13 January 2010
The Government department has confirmed that it is going ahead with plans to close 130 offices across the UK, including those in Welsh towns and cities like Aberystwyth, Brecon and Newport. Altogether, up to 1,700 staff are facing redundancy, with the majority of those still working in these offices to be declared surplus on Friday. Some 325 Welsh staff are at risk.

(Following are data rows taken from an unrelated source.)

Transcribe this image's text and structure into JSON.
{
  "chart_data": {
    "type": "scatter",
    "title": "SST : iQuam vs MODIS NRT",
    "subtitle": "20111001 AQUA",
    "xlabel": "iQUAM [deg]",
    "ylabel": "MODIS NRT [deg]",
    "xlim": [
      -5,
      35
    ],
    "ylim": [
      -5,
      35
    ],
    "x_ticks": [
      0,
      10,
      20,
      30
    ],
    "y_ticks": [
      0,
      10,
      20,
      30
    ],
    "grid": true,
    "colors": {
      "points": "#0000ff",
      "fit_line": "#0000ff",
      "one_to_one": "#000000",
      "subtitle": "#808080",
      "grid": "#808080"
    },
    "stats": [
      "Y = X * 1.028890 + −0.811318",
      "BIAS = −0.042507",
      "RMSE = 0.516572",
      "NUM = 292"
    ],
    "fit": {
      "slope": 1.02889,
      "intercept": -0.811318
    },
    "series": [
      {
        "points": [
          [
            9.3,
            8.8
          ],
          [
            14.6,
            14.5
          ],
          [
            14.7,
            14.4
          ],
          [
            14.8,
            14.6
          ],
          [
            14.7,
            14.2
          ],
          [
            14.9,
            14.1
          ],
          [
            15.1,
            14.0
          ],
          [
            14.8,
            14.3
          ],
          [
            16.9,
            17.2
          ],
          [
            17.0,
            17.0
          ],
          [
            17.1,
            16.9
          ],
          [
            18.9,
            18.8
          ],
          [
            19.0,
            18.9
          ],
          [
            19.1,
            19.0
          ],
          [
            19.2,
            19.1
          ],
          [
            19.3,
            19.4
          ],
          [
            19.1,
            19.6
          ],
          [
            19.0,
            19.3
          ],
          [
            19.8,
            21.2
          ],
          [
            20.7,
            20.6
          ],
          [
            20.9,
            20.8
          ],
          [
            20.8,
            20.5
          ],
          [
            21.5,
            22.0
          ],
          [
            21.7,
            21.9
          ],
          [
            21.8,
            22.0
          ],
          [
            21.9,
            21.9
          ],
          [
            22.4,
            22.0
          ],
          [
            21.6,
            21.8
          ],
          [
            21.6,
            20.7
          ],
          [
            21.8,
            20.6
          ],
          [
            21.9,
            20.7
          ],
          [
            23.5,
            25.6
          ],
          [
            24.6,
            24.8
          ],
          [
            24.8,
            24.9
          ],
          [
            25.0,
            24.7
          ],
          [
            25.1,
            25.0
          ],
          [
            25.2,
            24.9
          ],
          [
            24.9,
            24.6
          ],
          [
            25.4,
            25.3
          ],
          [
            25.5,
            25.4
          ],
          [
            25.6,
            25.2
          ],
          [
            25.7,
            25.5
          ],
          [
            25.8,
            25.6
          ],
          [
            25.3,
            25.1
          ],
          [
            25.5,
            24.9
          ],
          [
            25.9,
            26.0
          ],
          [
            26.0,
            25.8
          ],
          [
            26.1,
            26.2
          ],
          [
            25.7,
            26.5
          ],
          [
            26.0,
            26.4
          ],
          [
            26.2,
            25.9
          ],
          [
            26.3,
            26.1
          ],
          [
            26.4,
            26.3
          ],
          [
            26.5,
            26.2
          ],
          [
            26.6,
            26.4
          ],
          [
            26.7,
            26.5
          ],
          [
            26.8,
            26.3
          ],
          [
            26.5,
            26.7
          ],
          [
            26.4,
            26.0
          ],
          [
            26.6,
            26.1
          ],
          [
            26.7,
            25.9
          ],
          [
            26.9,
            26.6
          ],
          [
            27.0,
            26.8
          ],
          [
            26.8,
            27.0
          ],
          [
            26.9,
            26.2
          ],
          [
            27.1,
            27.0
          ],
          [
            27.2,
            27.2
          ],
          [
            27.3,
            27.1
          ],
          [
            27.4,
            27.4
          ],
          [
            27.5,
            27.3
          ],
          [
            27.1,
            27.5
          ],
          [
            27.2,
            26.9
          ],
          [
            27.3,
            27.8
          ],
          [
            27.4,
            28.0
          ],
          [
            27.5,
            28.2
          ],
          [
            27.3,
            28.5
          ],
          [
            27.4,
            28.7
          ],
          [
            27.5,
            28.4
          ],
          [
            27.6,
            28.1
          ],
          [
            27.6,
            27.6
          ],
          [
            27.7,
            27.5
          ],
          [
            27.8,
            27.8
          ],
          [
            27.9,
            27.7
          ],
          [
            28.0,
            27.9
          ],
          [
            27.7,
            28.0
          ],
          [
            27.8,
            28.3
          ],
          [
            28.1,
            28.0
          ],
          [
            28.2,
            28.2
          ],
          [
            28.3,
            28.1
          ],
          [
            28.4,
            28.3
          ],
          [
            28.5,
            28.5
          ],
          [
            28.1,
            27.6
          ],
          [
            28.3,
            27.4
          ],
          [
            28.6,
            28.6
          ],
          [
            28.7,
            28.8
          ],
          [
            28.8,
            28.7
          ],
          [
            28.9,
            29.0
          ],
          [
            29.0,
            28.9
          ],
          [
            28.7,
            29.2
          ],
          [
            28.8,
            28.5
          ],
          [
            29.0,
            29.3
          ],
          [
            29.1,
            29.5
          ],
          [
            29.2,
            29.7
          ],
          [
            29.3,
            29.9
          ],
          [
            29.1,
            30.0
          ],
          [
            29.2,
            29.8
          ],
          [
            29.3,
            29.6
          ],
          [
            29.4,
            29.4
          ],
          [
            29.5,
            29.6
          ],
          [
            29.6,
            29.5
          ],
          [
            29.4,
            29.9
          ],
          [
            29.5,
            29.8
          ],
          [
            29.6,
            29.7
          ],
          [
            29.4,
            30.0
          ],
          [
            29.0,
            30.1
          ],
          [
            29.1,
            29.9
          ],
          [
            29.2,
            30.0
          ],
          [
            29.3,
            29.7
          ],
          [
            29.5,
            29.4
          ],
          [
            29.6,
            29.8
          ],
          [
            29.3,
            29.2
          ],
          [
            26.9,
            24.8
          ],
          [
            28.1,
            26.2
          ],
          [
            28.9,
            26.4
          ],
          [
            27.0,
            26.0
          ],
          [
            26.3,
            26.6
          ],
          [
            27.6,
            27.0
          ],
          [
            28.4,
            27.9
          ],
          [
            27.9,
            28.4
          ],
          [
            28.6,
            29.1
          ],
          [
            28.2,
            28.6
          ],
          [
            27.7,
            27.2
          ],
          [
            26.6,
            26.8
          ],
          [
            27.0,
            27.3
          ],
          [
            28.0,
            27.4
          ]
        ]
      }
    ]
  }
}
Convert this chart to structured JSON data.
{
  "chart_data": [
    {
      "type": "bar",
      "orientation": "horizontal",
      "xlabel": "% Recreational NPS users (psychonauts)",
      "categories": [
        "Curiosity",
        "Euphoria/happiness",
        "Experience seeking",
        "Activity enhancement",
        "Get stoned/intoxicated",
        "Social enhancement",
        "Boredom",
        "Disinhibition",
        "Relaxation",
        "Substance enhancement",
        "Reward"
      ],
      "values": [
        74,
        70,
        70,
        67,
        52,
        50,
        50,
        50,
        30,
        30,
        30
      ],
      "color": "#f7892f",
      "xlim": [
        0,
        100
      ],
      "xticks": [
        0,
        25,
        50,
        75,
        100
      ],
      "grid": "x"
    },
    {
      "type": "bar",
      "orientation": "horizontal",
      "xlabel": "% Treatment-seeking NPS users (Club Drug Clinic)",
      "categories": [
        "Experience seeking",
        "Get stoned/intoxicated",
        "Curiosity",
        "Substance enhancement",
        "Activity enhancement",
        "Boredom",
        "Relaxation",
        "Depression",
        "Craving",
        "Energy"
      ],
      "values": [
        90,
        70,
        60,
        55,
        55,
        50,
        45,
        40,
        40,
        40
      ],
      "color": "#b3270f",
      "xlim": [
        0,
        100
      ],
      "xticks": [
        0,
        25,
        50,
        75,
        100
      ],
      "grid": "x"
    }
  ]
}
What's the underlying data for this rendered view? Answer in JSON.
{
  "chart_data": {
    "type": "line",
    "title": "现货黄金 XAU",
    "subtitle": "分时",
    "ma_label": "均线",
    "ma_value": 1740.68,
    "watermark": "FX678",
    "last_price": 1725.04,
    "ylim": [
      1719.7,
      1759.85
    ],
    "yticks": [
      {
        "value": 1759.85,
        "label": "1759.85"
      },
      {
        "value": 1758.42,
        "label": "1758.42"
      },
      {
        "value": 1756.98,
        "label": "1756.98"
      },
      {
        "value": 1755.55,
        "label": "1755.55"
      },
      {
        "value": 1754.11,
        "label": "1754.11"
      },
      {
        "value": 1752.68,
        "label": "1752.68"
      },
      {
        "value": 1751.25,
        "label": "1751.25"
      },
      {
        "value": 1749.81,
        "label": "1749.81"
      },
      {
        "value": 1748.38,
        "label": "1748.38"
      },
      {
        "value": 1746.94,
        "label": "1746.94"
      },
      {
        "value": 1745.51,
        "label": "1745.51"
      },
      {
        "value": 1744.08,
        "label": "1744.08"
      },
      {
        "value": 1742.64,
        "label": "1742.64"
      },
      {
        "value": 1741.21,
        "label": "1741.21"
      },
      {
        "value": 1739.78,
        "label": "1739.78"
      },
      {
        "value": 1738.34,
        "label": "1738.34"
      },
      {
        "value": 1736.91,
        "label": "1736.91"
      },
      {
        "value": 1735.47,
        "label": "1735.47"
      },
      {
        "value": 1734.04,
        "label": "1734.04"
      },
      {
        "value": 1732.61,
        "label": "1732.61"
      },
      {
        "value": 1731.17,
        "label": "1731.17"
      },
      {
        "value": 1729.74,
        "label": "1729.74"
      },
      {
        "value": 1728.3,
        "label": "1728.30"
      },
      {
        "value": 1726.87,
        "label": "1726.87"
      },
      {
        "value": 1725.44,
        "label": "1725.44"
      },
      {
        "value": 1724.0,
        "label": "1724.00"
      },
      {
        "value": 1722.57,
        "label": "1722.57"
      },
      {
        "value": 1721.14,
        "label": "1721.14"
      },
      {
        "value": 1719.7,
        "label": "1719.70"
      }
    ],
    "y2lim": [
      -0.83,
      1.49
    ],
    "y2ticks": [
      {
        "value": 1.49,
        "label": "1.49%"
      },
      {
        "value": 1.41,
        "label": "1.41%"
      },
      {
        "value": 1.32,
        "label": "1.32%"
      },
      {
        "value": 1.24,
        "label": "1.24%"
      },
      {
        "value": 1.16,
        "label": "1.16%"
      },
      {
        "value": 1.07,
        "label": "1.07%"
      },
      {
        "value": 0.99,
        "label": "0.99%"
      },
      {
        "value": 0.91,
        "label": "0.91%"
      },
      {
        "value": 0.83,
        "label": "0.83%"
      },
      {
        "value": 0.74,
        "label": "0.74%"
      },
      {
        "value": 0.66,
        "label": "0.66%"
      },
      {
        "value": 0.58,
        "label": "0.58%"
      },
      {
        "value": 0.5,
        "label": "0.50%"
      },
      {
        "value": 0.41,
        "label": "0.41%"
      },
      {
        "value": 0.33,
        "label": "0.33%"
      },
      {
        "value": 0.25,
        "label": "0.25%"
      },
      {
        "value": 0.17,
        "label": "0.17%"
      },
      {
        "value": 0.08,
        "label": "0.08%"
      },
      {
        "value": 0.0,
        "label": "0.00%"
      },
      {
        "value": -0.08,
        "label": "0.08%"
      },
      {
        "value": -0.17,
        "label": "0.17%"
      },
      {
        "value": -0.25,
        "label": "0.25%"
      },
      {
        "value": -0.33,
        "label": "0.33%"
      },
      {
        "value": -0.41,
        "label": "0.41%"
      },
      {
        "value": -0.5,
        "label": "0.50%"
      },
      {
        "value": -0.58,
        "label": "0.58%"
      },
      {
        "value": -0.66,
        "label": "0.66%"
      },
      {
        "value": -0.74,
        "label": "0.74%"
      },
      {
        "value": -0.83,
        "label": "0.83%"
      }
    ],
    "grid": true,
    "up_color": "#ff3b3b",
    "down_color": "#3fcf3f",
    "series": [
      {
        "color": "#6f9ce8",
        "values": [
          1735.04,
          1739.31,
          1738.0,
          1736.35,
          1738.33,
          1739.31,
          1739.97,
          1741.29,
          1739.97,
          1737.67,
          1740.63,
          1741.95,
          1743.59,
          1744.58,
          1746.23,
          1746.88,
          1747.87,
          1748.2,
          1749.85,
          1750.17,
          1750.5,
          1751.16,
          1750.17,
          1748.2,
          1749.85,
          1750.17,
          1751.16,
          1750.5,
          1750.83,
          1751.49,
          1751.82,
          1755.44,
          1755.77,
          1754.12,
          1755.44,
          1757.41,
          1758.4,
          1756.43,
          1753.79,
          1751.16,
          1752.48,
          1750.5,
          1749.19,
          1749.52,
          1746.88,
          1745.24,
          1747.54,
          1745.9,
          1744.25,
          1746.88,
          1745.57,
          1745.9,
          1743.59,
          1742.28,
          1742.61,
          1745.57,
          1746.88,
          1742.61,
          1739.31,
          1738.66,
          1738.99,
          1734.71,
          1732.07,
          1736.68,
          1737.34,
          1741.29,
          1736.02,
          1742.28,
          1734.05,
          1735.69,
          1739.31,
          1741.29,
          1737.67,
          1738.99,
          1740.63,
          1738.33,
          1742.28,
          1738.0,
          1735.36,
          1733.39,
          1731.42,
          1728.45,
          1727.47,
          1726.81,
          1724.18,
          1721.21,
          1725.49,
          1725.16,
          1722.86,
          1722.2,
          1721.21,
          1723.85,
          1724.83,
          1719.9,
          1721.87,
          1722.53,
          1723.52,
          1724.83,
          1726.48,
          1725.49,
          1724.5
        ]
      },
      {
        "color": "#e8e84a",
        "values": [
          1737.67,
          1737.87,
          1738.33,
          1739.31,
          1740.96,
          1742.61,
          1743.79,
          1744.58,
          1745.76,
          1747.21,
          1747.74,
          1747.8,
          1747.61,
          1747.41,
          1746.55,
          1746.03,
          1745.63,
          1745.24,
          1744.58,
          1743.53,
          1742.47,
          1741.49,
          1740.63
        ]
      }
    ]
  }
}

The Public & Commercial Service union (PCS), which represents staff working in the offices, slammed the decision to make such heavy cutbacks at a time of recession, pointing out that it would hit jobs, local services and advice to businesses and that Wales – which is more heavily dependent on public sector jobs than the UK as a whole – would be particularly badly affected. Surplus staff will have until 8th February to decide whether to accept voluntary redundancy on compulsory terms, or risk hanging on in the slim hope of redeployment, with the risk of being made compulsorily redundant in a few months’ time. As the government is currently seeking to cut redundancy terms for civil servants, this could result in them being significantly out-of-pocket.
Marianne Owens, PCS HMRC Group Executive Committee member for Wales, commented:
‘These office closures were first announced a couple of years ago, in the context of so-called ‘efficiency savings’ intended to deliver 25,000 job cuts in HMRC alone. Thousands of jobs have already been lost, undermining service levels and boosting tax evasion and avoidance. The office closure programme had stalled, however - having delivered no discernible savings - as the prospects of redeploying staff to alternative jobs within their own areas became increasingly remote, thanks to the recession. Now, HMRC has been given the go-ahead to pay off staff willing to take redundancy, in order to shut offices sooner rather than later, at an estimated cost to the taxpayer in excess of £100 million. Given the very limited opportunities for redployment for most of those affected, there is little real choice here: staff are being asked to jump before they are pushed. Instead of cutting yet more hard-working public servants and running down local services, we believe that the government should be standing by its pledge to tackle both unemployment and the tax gap, investing further staff and resources in HMRC, to help recoup the £130 billion tax revenue lost to evasion and avoidance every year.’